Depth values should reach hundreds of kilometres along the x axis, while magnitude values along the y axis should stay between 0 and 9. Confirm the axis ranges match the column ranges in the dataframe.
Chart With No Points on One Axis
The following code draws a scatter plot, but the y axis is empty: all points sit at the bottom of the chart with no visible spread. Work with an LLM to explain why and fix the code.
import polars as pl
import altair as alt
df = pl.read_csv("earthquakes.csv", null_values=[""])
df = df.drop_nulls(subset=["depth", "magnitude"])
chart = (
alt.Chart(df)
.mark_point(opacity=0.4, size=20)
.encode(
x=alt.X("depth:Q", title="Depth (km)"),
y=alt.Y("Magnitude:Q", title="Magnitude"),
)
.properties(title="Canadian Earthquakes: Depth vs. Magnitude",
width=600, height=400)
)
chart.save("scatter.png")
print(f"Points in chart: {len(df)}")
How do you know the fix worked?
Open the saved PNG and confirm that points are spread vertically.
Print df.columns to verify the column name the code uses exactly matches what is in the file.
Counting Instead of Binning
The following code is meant to plot a histogram of earthquake magnitudes, but every bar is exactly the same height. Work with an LLM to explain why and fix the encoding.
import polars as pl
import altair as alt
df = pl.read_csv("earthquakes.csv", null_values=[""])
df = df.drop_nulls(subset=["magnitude"])
chart = (
alt.Chart(df)
.mark_bar()
.encode(
x=alt.X("magnitude", title="Magnitude"),
y=alt.Y("count()", title="Number of Earthquakes"),
)
.properties(title="Earthquake Magnitude Distribution",
width=400, height=300)
)
chart.save("magnitude_hist.png")
print(f"Rows in data: {len(df)}")
How do you know the fix worked?
Open the chart: bars should be tallest at low magnitudes and shortest at high magnitudes, reflecting the fact that small earthquakes far outnumber large ones.

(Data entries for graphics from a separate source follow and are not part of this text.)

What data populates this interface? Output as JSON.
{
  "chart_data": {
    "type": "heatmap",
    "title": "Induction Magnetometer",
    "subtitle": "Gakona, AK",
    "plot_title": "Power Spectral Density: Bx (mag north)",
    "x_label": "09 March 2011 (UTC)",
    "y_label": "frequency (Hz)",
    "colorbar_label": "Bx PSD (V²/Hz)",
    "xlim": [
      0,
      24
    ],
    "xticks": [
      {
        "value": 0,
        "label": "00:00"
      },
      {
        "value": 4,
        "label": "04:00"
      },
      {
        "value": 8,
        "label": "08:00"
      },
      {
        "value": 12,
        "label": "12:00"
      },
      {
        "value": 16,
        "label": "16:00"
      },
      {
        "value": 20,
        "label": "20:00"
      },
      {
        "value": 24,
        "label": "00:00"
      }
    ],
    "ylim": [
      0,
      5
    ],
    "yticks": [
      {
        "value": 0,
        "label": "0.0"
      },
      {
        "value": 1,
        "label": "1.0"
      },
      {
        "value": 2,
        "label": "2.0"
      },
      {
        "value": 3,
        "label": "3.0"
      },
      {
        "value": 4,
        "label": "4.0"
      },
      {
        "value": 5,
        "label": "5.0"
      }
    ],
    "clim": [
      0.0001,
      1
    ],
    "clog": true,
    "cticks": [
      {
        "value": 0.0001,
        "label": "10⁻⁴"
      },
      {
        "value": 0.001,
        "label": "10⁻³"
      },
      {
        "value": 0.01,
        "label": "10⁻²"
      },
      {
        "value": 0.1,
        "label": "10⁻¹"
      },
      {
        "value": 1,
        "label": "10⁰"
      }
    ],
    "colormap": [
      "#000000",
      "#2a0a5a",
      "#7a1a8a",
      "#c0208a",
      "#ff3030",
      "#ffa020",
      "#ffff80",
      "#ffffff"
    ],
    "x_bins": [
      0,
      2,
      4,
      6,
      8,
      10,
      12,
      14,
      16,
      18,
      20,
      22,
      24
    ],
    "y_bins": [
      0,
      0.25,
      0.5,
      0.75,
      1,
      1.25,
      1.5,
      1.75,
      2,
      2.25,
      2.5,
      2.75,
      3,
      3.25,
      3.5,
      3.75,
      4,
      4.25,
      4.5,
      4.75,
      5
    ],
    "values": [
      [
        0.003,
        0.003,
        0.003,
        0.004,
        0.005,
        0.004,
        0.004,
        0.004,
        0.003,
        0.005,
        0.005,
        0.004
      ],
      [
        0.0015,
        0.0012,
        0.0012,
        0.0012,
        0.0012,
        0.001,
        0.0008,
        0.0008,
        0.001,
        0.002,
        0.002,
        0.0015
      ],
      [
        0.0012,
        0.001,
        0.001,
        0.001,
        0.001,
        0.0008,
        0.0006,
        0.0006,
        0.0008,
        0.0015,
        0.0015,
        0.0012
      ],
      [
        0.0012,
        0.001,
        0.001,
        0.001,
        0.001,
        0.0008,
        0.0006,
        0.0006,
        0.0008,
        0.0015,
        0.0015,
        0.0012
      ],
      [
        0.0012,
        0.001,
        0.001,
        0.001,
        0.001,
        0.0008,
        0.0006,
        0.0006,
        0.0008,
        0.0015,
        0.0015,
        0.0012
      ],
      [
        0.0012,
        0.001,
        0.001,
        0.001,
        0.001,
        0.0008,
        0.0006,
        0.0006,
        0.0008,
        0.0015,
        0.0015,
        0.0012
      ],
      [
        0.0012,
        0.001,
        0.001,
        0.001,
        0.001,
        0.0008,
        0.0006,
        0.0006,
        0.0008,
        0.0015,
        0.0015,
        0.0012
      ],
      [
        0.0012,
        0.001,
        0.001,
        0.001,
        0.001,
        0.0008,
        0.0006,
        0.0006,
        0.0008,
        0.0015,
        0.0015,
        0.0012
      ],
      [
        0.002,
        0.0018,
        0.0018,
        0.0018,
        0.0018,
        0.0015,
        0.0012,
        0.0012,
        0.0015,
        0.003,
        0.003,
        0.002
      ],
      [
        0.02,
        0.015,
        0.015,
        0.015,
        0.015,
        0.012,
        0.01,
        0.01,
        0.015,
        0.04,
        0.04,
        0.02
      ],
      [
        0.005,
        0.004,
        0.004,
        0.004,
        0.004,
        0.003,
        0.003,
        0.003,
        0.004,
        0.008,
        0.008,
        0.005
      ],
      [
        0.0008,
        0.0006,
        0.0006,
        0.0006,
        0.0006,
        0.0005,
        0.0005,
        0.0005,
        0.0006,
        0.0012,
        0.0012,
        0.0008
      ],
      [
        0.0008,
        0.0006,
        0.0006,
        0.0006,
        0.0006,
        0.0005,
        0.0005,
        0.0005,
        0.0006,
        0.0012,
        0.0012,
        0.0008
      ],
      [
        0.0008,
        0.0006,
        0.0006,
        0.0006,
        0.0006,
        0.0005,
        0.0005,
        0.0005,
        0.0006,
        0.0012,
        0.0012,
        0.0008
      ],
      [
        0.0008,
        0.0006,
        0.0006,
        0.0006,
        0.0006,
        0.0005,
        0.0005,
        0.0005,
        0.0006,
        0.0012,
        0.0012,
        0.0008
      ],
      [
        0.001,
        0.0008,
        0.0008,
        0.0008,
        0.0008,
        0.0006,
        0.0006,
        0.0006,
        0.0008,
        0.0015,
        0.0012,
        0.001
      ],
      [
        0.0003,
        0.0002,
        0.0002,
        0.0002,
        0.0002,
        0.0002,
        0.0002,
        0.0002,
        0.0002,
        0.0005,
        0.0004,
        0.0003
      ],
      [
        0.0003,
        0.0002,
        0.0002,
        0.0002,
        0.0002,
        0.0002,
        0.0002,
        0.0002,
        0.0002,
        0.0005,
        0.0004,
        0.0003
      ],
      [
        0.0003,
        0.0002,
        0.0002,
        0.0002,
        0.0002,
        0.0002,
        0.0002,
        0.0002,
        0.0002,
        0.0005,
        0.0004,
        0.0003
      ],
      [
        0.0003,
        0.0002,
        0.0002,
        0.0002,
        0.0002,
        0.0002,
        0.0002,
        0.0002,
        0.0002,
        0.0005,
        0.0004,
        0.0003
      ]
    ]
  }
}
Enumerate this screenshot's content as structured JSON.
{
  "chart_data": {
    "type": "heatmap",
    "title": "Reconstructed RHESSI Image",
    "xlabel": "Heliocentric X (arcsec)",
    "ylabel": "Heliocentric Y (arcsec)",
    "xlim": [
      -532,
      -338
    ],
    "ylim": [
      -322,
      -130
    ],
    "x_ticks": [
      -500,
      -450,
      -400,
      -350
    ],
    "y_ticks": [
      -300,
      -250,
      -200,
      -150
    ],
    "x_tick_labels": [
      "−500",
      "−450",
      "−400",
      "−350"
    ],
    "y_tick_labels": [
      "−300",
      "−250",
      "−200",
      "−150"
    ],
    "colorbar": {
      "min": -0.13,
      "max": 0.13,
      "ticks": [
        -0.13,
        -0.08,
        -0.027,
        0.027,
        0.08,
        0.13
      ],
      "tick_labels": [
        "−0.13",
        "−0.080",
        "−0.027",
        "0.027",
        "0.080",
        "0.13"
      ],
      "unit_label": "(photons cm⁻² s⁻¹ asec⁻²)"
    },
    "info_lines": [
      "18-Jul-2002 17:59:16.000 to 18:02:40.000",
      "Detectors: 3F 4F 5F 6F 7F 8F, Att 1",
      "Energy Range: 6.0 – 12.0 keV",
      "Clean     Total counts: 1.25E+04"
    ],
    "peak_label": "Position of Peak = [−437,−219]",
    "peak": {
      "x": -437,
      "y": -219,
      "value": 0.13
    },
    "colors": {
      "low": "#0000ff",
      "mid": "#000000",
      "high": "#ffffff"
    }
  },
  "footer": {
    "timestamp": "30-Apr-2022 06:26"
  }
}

Making Dense Points Visible
The following code draws the scatter plot without any transparency, so overlapping points form a solid mass in regions with many earthquakes. Work with an LLM to add opacity so individual points are visible through dense clusters.
import polars as pl
import altair as alt
df = pl.read_csv("earthquakes.csv", null_values=[""])
df = df.drop_nulls(subset=["depth", "magnitude", "region"])
chart = (
alt.Chart(df)
.mark_point(size=20) # TODO: add opacity=0.4 so overlapping points are visible
.encode(
x=alt.X("depth:Q", title="Depth (km)"),
y=alt.Y("magnitude:Q", title="Magnitude"),
color=alt.Color("region:N", title="Region"),
)
.properties(title="Canadian Earthquakes: Depth vs. Magnitude",
width=600, height=400)
)
chart.save("scatter.png")
print(f"Points in chart: {len(df)}")
How do you know the addition worked?
Open the saved PNG and verify that regions with many overlapping points now show
lighter areas rather than a solid block of colour.
Compare the point count in the chart to len(df) to confirm no points were dropped.